Coughlin became the first head coach of the expansion Jaguars on Feb. 21, 1994, more than 18 months before the franchise played its first regular season game. In 1995, Jacksonville won four games, more than any previous expansion team in NFL history. The following year, Coughlin was named NFL Coach of the Year by United Press International as the Jaguars made the playoffs in just their second season and advanced all the way to the AFC Championship Game, where they lost to the New England Patriots.

That began a streak of four consecutive playoff seasons for the Jaguars. In both 1997 and '98 Jacksonville won 11 games, winning their first division title in 1998. The following season, the Jaguars had an NFL-best record of 14-2 and again advanced to the conference title game. Coughlin's regular season record was 68-60, a .531 winning percentage, in his eight seasons in Jacksonville.

Coughlin earned a reputation as one of the NFL's finest offensive coaches. During his tenure, the Jaguars led the NFL in both passing yards (4,367 in 1996) and rushing yards (2,091 in 1999). In addition to having the most rushing yards in the NFL in 1999, Jacksonville boasted the league's leading receiver in Jimmy Smith (116 receptions). The only other team in history to accomplish that double was the 1954 San Francisco 49ers.

Coughlin arrived in Jacksonville following three seasons as the head coach at Boston College, where he turned a struggling program into a Top 20 team. He was 21-13-1 in three seasons (1991-93) with the Eagles, including 9-3 in 1993, when Boston College won eight consecutive games, defeated top-ranked Notre Dame, 41-39, and beat Virginia in the Carquest Bowl. Coughlin's last Boston College team was ranked 12th in the USA Today/CNN coaches poll and 13th by the Associated Press, despite starting the season 0-2. The Eagles were 8-2-1 in 1992 and 4-7 in his first season in 1991.

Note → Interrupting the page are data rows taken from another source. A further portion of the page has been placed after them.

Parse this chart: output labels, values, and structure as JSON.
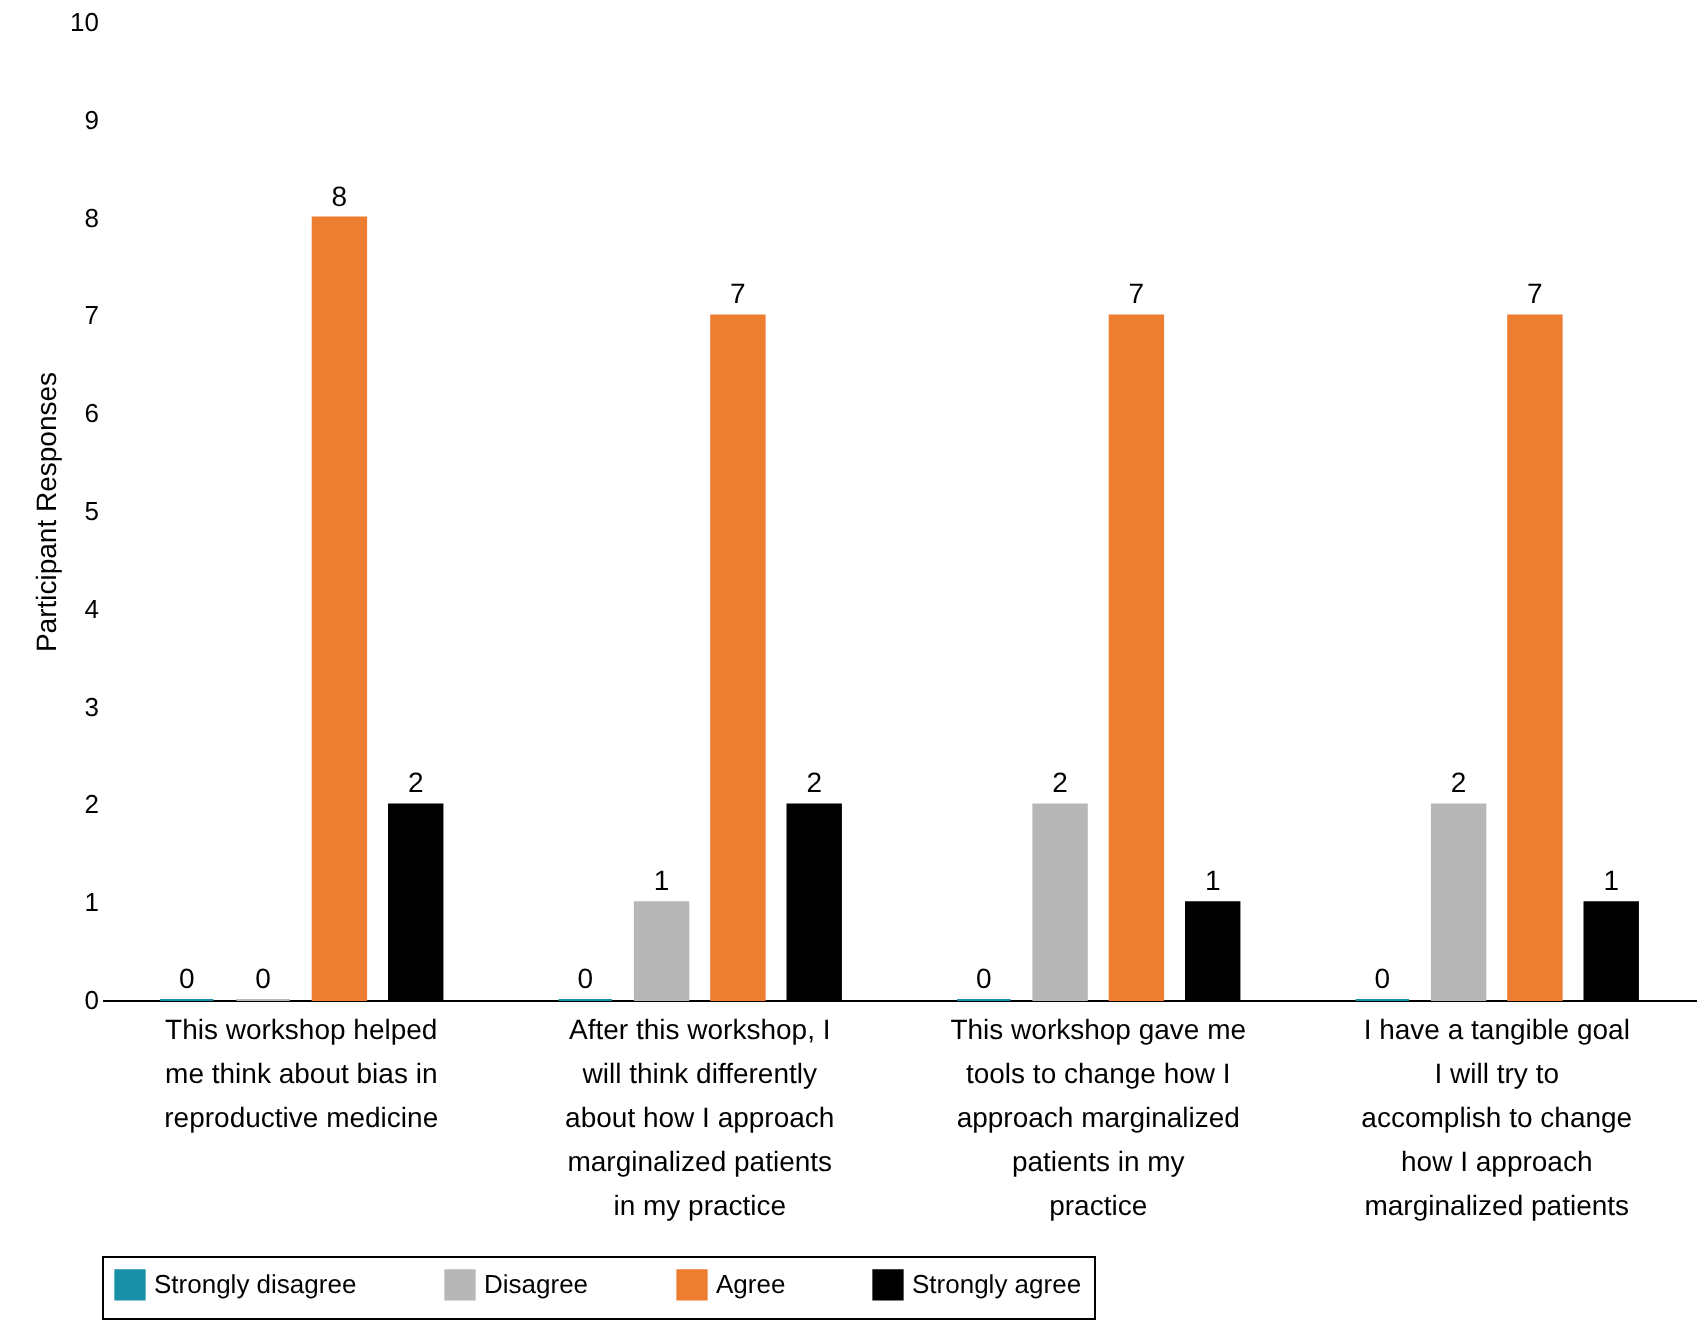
{
  "chart_data": {
    "type": "bar",
    "ylabel": "Participant Responses",
    "categories": [
      "This workshop helped me think about bias in reproductive medicine",
      "After this workshop, I will think differently about how I approach marginalized patients in my practice",
      "This workshop gave me tools to change how I approach marginalized patients in my practice",
      "I have a tangible goal I will try to accomplish to change how I approach marginalized patients"
    ],
    "series": [
      {
        "name": "Strongly disagree",
        "color": "#1a8fa8",
        "values": [
          0,
          0,
          0,
          0
        ]
      },
      {
        "name": "Disagree",
        "color": "#b7b7b7",
        "values": [
          0,
          1,
          2,
          2
        ]
      },
      {
        "name": "Agree",
        "color": "#ed7d31",
        "values": [
          8,
          7,
          7,
          7
        ]
      },
      {
        "name": "Strongly agree",
        "color": "#000000",
        "values": [
          2,
          2,
          1,
          1
        ]
      }
    ],
    "ylim": [
      0,
      10
    ],
    "yticks": [
      0,
      1,
      2,
      3,
      4,
      5,
      6,
      7,
      8,
      9,
      10
    ],
    "grid": false,
    "legend": "bottom",
    "data_labels": true
  }
}
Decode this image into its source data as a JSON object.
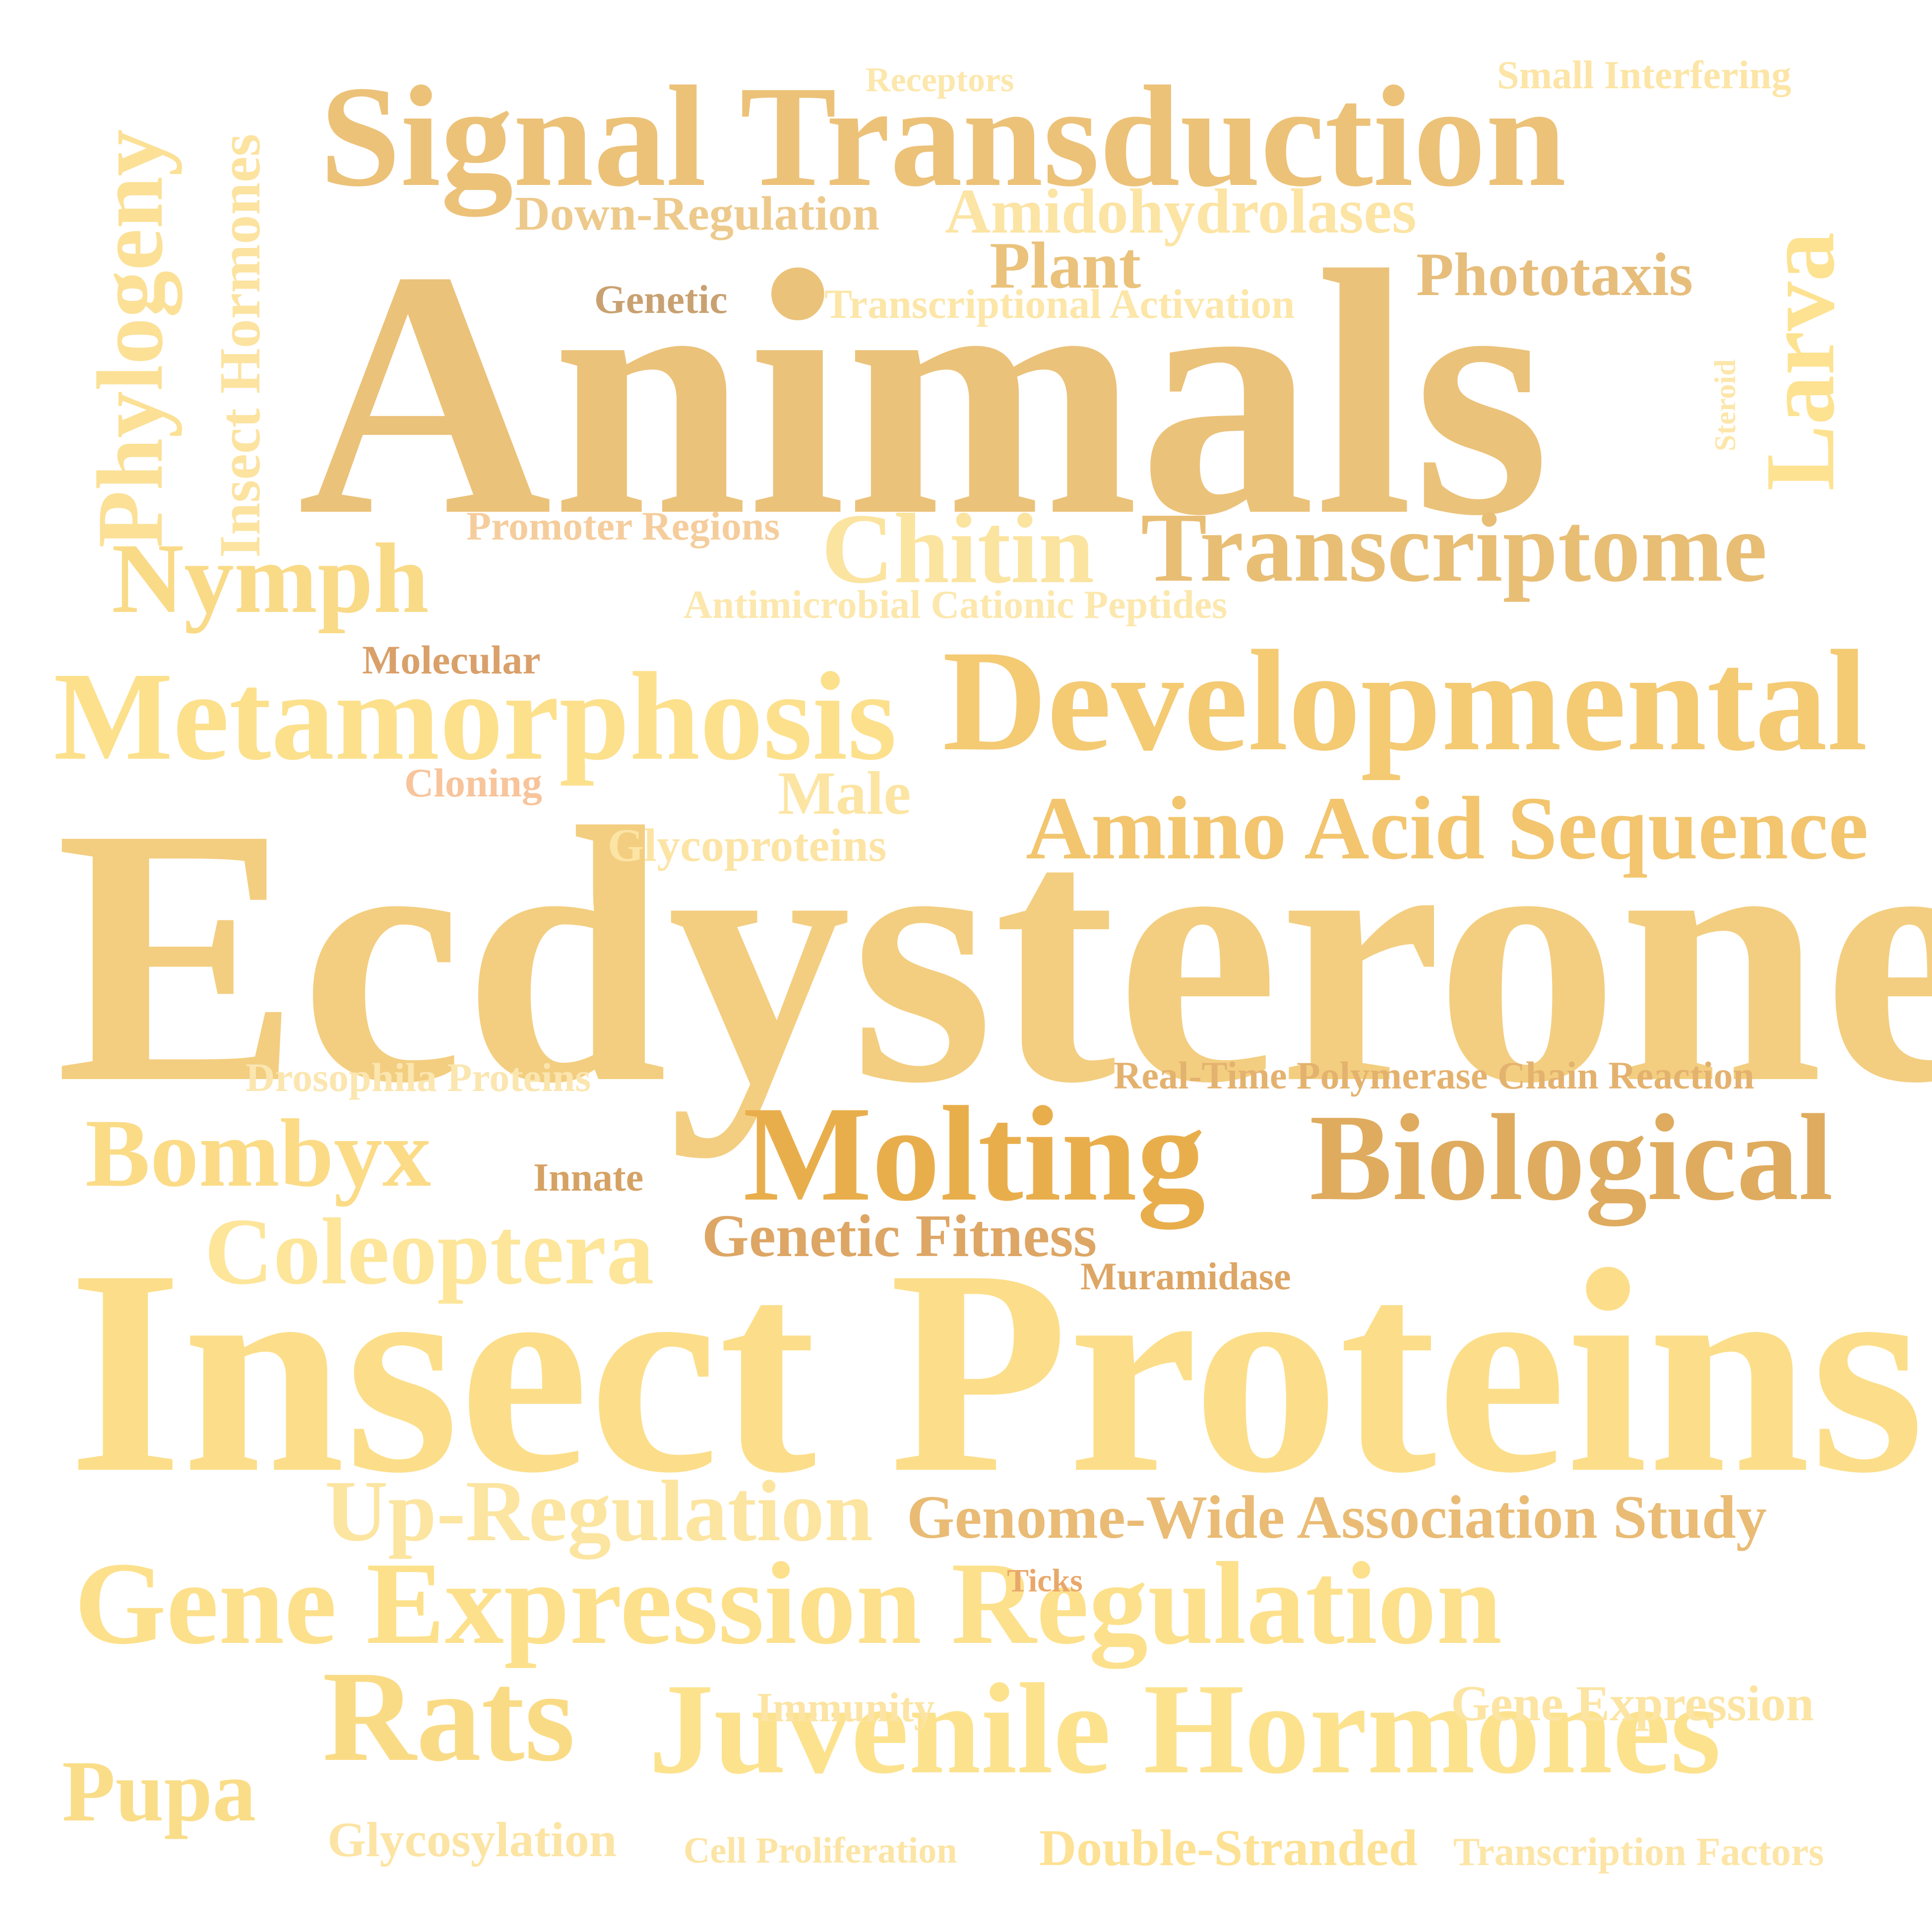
{
  "words": [
    {
      "id": "animals",
      "text": "Animals",
      "color": "#EBC27A"
    },
    {
      "id": "ecdysterone",
      "text": "Ecdysterone",
      "color": "#F3CE80"
    },
    {
      "id": "insect-proteins",
      "text": "Insect Proteins",
      "color": "#FCDE8A"
    },
    {
      "id": "signal-transduction",
      "text": "Signal Transduction",
      "color": "#ECC279"
    },
    {
      "id": "developmental",
      "text": "Developmental",
      "color": "#F4CA73"
    },
    {
      "id": "metamorphosis",
      "text": "Metamorphosis",
      "color": "#FCE08C"
    },
    {
      "id": "gene-expression-regulation",
      "text": "Gene Expression Regulation",
      "color": "#FDE08B"
    },
    {
      "id": "juvenile-hormones",
      "text": "Juvenile Hormones",
      "color": "#FDE28E"
    },
    {
      "id": "molting",
      "text": "Molting",
      "color": "#E9AE4C"
    },
    {
      "id": "biological",
      "text": "Biological",
      "color": "#DFAB5E"
    },
    {
      "id": "transcriptome",
      "text": "Transcriptome",
      "color": "#E8BE75"
    },
    {
      "id": "rats",
      "text": "Rats",
      "color": "#FADB85"
    },
    {
      "id": "amino-acid-sequence",
      "text": "Amino Acid Sequence",
      "color": "#F2C56E"
    },
    {
      "id": "chitin",
      "text": "Chitin",
      "color": "#FBE4A0"
    },
    {
      "id": "nymph",
      "text": "Nymph",
      "color": "#F9DA87"
    },
    {
      "id": "bombyx",
      "text": "Bombyx",
      "color": "#FBDB86"
    },
    {
      "id": "coleoptera",
      "text": "Coleoptera",
      "color": "#FDE59A"
    },
    {
      "id": "up-regulation",
      "text": "Up-Regulation",
      "color": "#FCE5A0"
    },
    {
      "id": "genome-wide-association-study",
      "text": "Genome-Wide Association Study",
      "color": "#E9BB74"
    },
    {
      "id": "pupa",
      "text": "Pupa",
      "color": "#FADD88"
    },
    {
      "id": "phylogeny",
      "text": "Phylogeny",
      "color": "#FBE096"
    },
    {
      "id": "larva",
      "text": "Larva",
      "color": "#FDE291"
    },
    {
      "id": "insect-hormones",
      "text": "Insect Hormones",
      "color": "#FCE3A0"
    },
    {
      "id": "amidohydrolases",
      "text": "Amidohydrolases",
      "color": "#FCE4A4"
    },
    {
      "id": "plant",
      "text": "Plant",
      "color": "#EAC27B"
    },
    {
      "id": "phototaxis",
      "text": "Phototaxis",
      "color": "#E6BD7B"
    },
    {
      "id": "genetic-fitness",
      "text": "Genetic Fitness",
      "color": "#DDA665"
    },
    {
      "id": "male",
      "text": "Male",
      "color": "#FCE5A3"
    },
    {
      "id": "double-stranded",
      "text": "Double-Stranded",
      "color": "#FDE194"
    },
    {
      "id": "down-regulation",
      "text": "Down-Regulation",
      "color": "#EDCA8C"
    },
    {
      "id": "gene-expression",
      "text": "Gene Expression",
      "color": "#FCE4A3"
    },
    {
      "id": "glycosylation",
      "text": "Glycosylation",
      "color": "#FCE4A4"
    },
    {
      "id": "glycoproteins",
      "text": "Glycoproteins",
      "color": "#FCE4A5"
    },
    {
      "id": "transcriptional-activation",
      "text": "Transcriptional Activation",
      "color": "#FCE6A8"
    },
    {
      "id": "promoter-regions",
      "text": "Promoter Regions",
      "color": "#F5CD9C"
    },
    {
      "id": "antimicrobial-cationic-peptides",
      "text": "Antimicrobial Cationic Peptides",
      "color": "#FCE7AD"
    },
    {
      "id": "real-time-pcr",
      "text": "Real-Time Polymerase Chain Reaction",
      "color": "#E4B26F"
    },
    {
      "id": "drosophila-proteins",
      "text": "Drosophila Proteins",
      "color": "#FBE6B0"
    },
    {
      "id": "transcription-factors",
      "text": "Transcription Factors",
      "color": "#FCE5A7"
    },
    {
      "id": "molecular",
      "text": "Molecular",
      "color": "#D9A06A"
    },
    {
      "id": "genetic",
      "text": "Genetic",
      "color": "#C9A171"
    },
    {
      "id": "cloning",
      "text": "Cloning",
      "color": "#F8C49B"
    },
    {
      "id": "innate",
      "text": "Innate",
      "color": "#D5A264"
    },
    {
      "id": "muramidase",
      "text": "Muramidase",
      "color": "#DDA665"
    },
    {
      "id": "receptors",
      "text": "Receptors",
      "color": "#FCE7AC"
    },
    {
      "id": "small-interfering",
      "text": "Small Interfering",
      "color": "#FCE5A6"
    },
    {
      "id": "steroid",
      "text": "Steroid",
      "color": "#FCE6AA"
    },
    {
      "id": "immunity",
      "text": "Immunity",
      "color": "#FCE4A4"
    },
    {
      "id": "cell-proliferation",
      "text": "Cell Proliferation",
      "color": "#FCE4A4"
    },
    {
      "id": "ticks",
      "text": "Ticks",
      "color": "#E9A86B"
    }
  ]
}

Coughlin was the Giants wide receivers coach under Bill Parcells from 1988-90. Under his tutelage, receivers such as Mark Ingram, Lionel Manuel, Odessa Turner and Stephen Baker all improved and helped the Giants win their second Super Bowl.

Coughlin began his coaching career in 1969 as a graduate assistant at Syracuse, his alma mater. He was the head coach at the Rochester Institute of Technology from 1970-73, compiling a record of 16-15-2. Coughlin returned to Syracuse in 1974, first serving as quarterbacks and offensive backfield coach for three seasons before being promoted to offensive coordinator for four years. He directed an offense that led the Orangemen to victory in the 1979 Independence Bowl, their first postseason triumph in 13 years.

In 1981, Coughlin went to Boston College for the first time, as offensive coordinator and quarterbacks coach under Jack Bicknell. He helped the Eagles win their first bowl game and coached Doug Flutie, who would win the Heisman Trophy in 1984, one season after Coughlin's departure. In 1983, Boston College won the Lambert-Meadowlands Trophy as Eastern Champion, its first in 42 years.

Coughlin entered the NFL as the Philadelphia Eagles' wide receivers coach in 1984 and '85. He held the same position with the Green Bay Packers in 1986 and '87 before moving to the Giants for a three-year stint.

Coughlin was a standout scholastic star at Waterloo (N.Y.) Central High School, 45 miles from Syracuse. He was a three-year letterman for legendary coach Ben Schwartzwalder from 1965-67. A wingback, Coughlin played in a backfield with All-America backs Larry Csonka and Floyd Little. As a senior in 1967, Coughlin broke Syracuse's single-season pass receiving record. That year, he won Syracuse's Orange Key Award as the university's outstanding scholar-athlete. He graduated in 1968 with a bachelor's degree in education and received a master's degree in education the following year.

Thomas Richard Coughlin was born on Aug. 31, 1946 in Waterloo. He is the oldest of seven children. He and his wife, Judy, have two daughters, Keli and Katie, and two sons, Brian and Tim, and a daughter-in-law, Andrea (Tim's wife), and two grandchildren, Emma Rose and Dylan.